Lorsque la tentation est trop grande et qu’elle grappille du temps dans le corps de Sue les conséquences vont être certes terribles mais vont lui rappeler qu’elle reste encore très belle. C’est ce que j’ai trouvé sympathique dans la conséquence c’est de voir à côté de quoi elle passe parce que l’échelle de la vieillesse et de la mocheté n’est pas terminée non plus donc y a de quoi relativiser et bien se sentir. Qu’elle a toute une vie qu’elle peut se laisser vivre et ça passe notamment par donner l’heure à un homme qu’elle n’aurait jamais calculé alors qu’il l’appréciait physiquement telle qu’elle est (bon après on dirait un fanatique un peu creepy, normal qu’il ne soit lui-même pas séduisant de prime abord).

Ce qui amène vers la scène que j’ai trouvé la plus forte. Le fait qu’Elisabeth se fasse belle pour aller en date. Puis elle croise l’image de son double à plusieurs reprises et perd à chaque fois un peu plus confiance en elle jusqu’à détester son image dans le miroir, se trouver ridicule et moche et décider de ne plus sortir et se renfermer chez elle dans le noir ne voulant pas qu’on la voit comme ça. J'imagine qu'un parallèle est à faire avec le rapport qu'on a avec les réseaux sociaux (même moi qui n'en ai pas je ne pense pas être immunisée).

C’était tellement triste d’assister à cette porte de sortie qui s’était ouverte pour se refermer aussi vite et la voir s’enfoncer dans la détestation de soi alors qu’elle pouvait refaire surface en reprenant confiance en elle.

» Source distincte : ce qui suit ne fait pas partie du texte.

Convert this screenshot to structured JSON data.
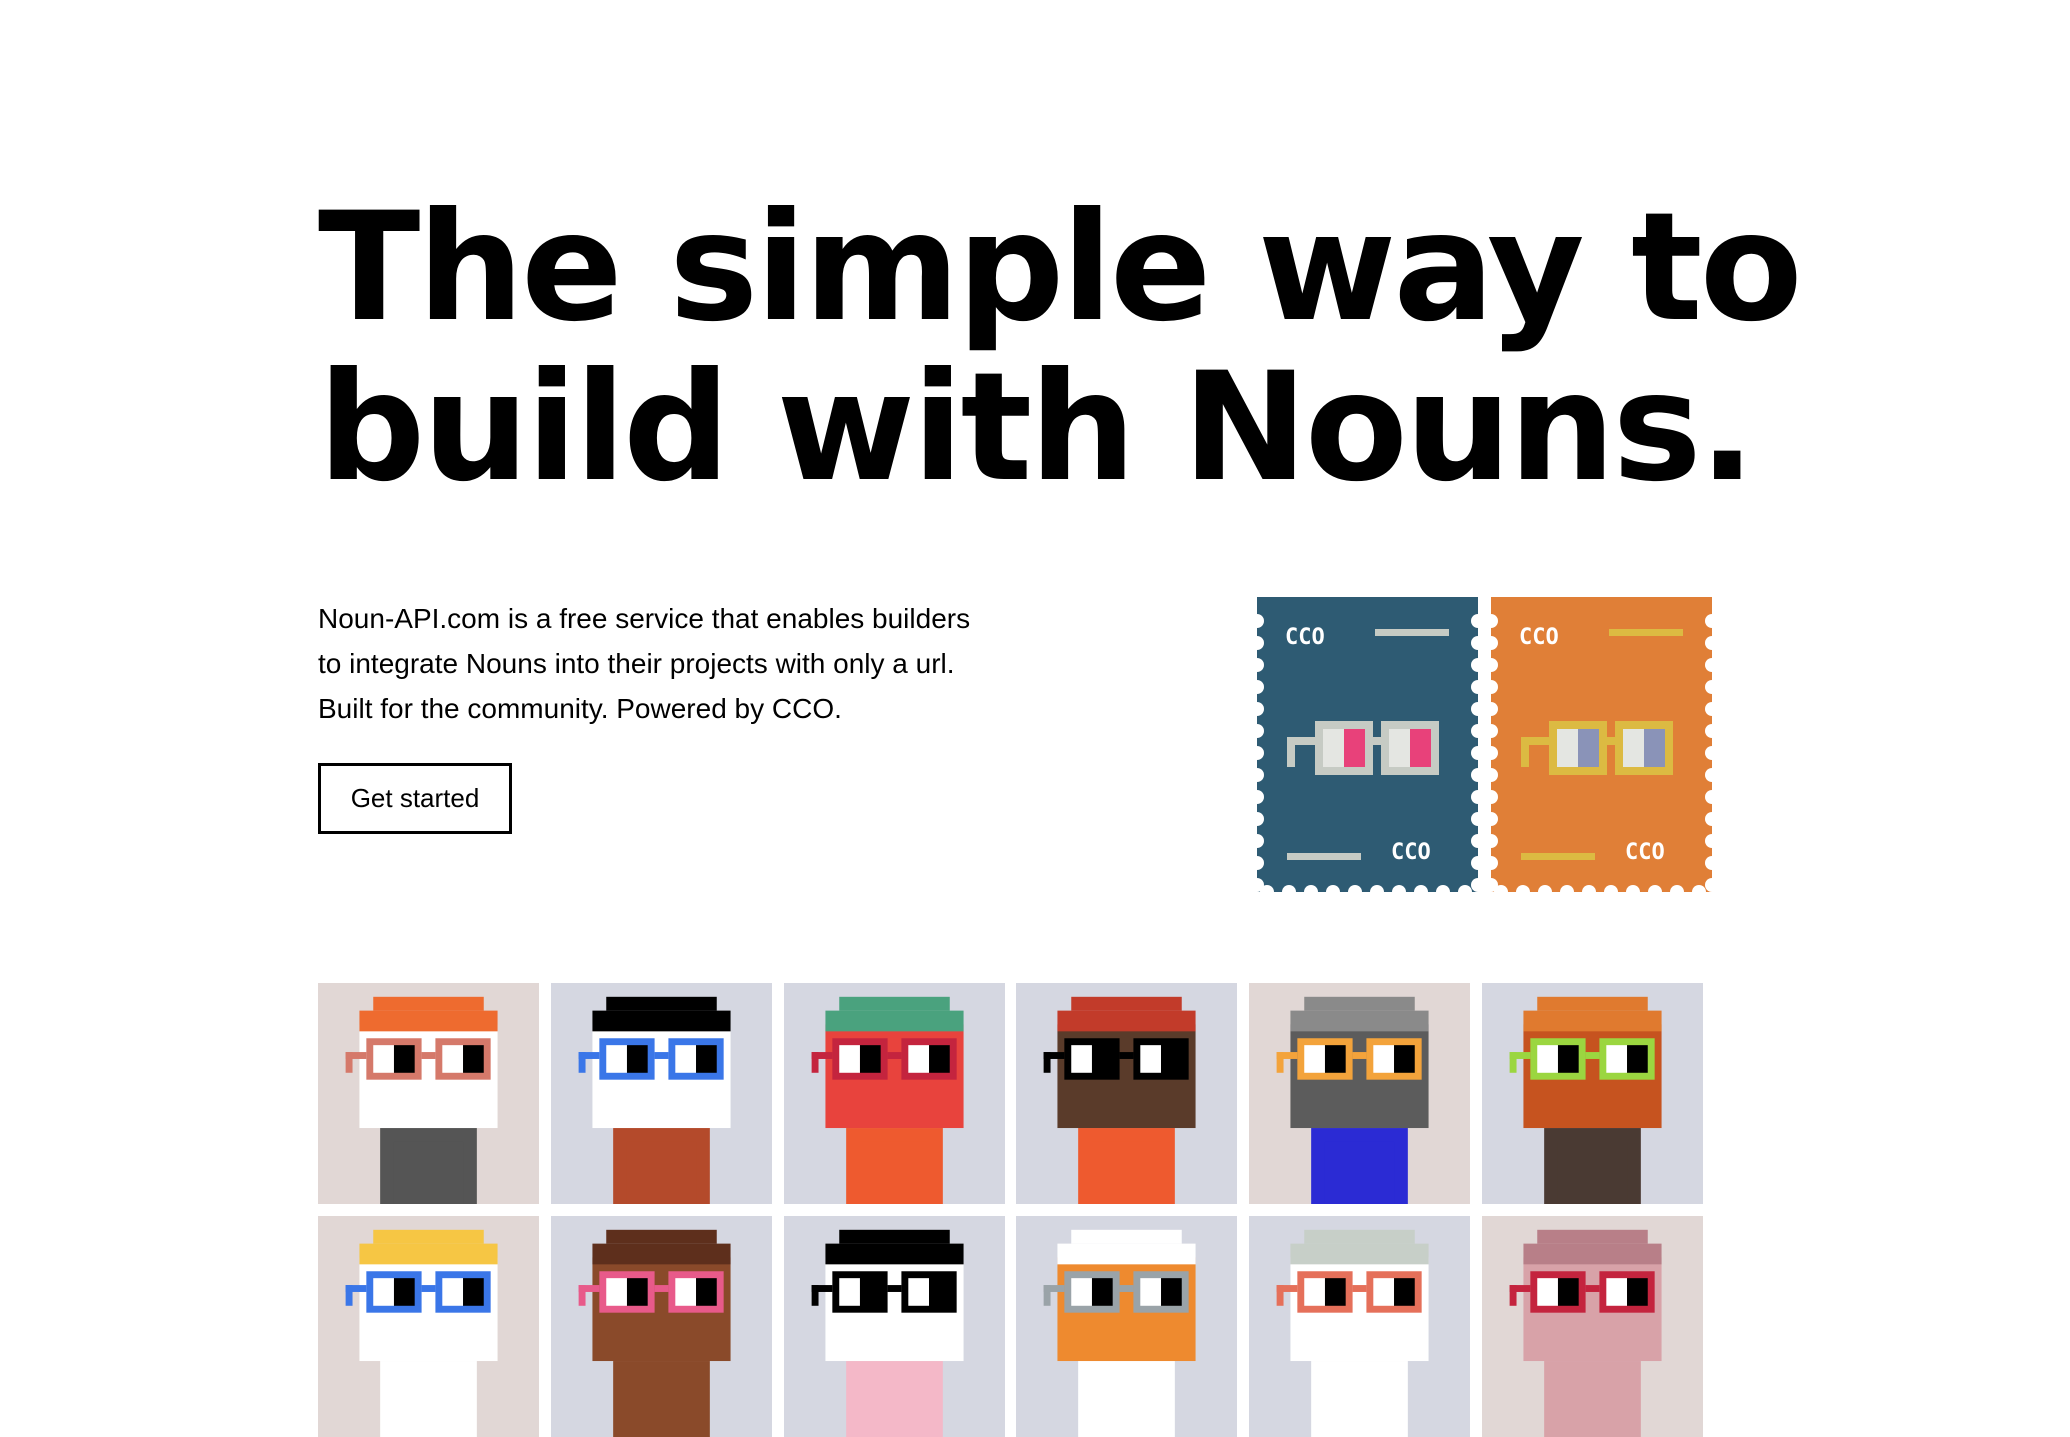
{
  "hero": {
    "line1": "The simple way to",
    "line2": "build with Nouns."
  },
  "intro": {
    "line1": "Noun-API.com is a free service that enables builders",
    "line2": "to integrate Nouns into their projects with only a url.",
    "line3": "Built for the community. Powered by CCO."
  },
  "cta": {
    "label": "Get started"
  },
  "stamps": [
    {
      "bg": "#2e5b73",
      "accent": "#c6cbc4",
      "lens": "#e8417a",
      "text": "CCO"
    },
    {
      "bg": "#e07f37",
      "accent": "#dcba42",
      "lens": "#8a93b8",
      "text": "CCO"
    }
  ],
  "nouns": [
    {
      "name": "noun-orange-hair",
      "bg": "#e1d7d5",
      "head": "#ffffff",
      "head_accent": "#ee6b2f",
      "glasses": "#d5796a",
      "body": "#555555"
    },
    {
      "name": "noun-panda-cap",
      "bg": "#d5d7e1",
      "head": "#ffffff",
      "head_accent": "#000000",
      "glasses": "#3a76e8",
      "body": "#b44a2b"
    },
    {
      "name": "noun-watermelon",
      "bg": "#d5d7e1",
      "head": "#e8433d",
      "head_accent": "#4aa27e",
      "glasses": "#c4243e",
      "body": "#ee5a2f"
    },
    {
      "name": "noun-radio",
      "bg": "#d5d7e1",
      "head": "#5a3b2a",
      "head_accent": "#c23b2a",
      "glasses": "#000000",
      "body": "#ee5a2f"
    },
    {
      "name": "noun-bank",
      "bg": "#e1d7d5",
      "head": "#5c5c5c",
      "head_accent": "#8a8a8a",
      "glasses": "#f3a33b",
      "body": "#2b2bd4"
    },
    {
      "name": "noun-pumpkin",
      "bg": "#d5d7e1",
      "head": "#c6531f",
      "head_accent": "#e07a2f",
      "glasses": "#9bd640",
      "body": "#4a3a33"
    },
    {
      "name": "noun-duck",
      "bg": "#e1d7d5",
      "head": "#ffffff",
      "head_accent": "#f6c644",
      "glasses": "#3a76e8",
      "body": "#ffffff"
    },
    {
      "name": "noun-witch-hat",
      "bg": "#d5d7e1",
      "head": "#8a4a2a",
      "head_accent": "#5e2f1c",
      "glasses": "#e85a8a",
      "body": "#8a4a2a"
    },
    {
      "name": "noun-panda-2",
      "bg": "#d5d7e1",
      "head": "#ffffff",
      "head_accent": "#000000",
      "glasses": "#000000",
      "body": "#f4b8c8"
    },
    {
      "name": "noun-fox",
      "bg": "#d5d7e1",
      "head": "#ee8a2f",
      "head_accent": "#ffffff",
      "glasses": "#9aa3a8",
      "body": "#ffffff"
    },
    {
      "name": "noun-teacup",
      "bg": "#d5d7e1",
      "head": "#ffffff",
      "head_accent": "#c7cfc8",
      "glasses": "#e5705a",
      "body": "#ffffff"
    },
    {
      "name": "noun-brain",
      "bg": "#e1d7d5",
      "head": "#d8a2a8",
      "head_accent": "#b87f88",
      "glasses": "#c4243e",
      "body": "#d8a2a8"
    }
  ]
}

Et cette détestation de soi se renforce au travers de la règle la plus importante de The Substance « remember you are one ». Au début je trouvais cette phrase surfaite parce qu’il était évident à mes yeux qu'Elisabeth et Sue restaient la même personne, d’autant plus évident qu’on voyait clairement que l’une était « en veille » quand l’autre était en vie. Puis le film amène bien la dissociation qui se crée. Elisabeth (et même le vieux qui l’a mise dans cette galère) oublient. Quand ils sont dans le corps de la « matrice » ils commencent à détester « l’autre » qui a cette vie tellement plus stimulante, pleine d’opportunité et qui a tendance à les vampiriser en dépassant de plus en plus le délai de 7j imparti causant des dommages au corps « matrice » (alors que c’est eux qui font ce choix). Elisabeth la déteste au point de tomber dans des crises d’hyperphagie qui impacteront l’autre.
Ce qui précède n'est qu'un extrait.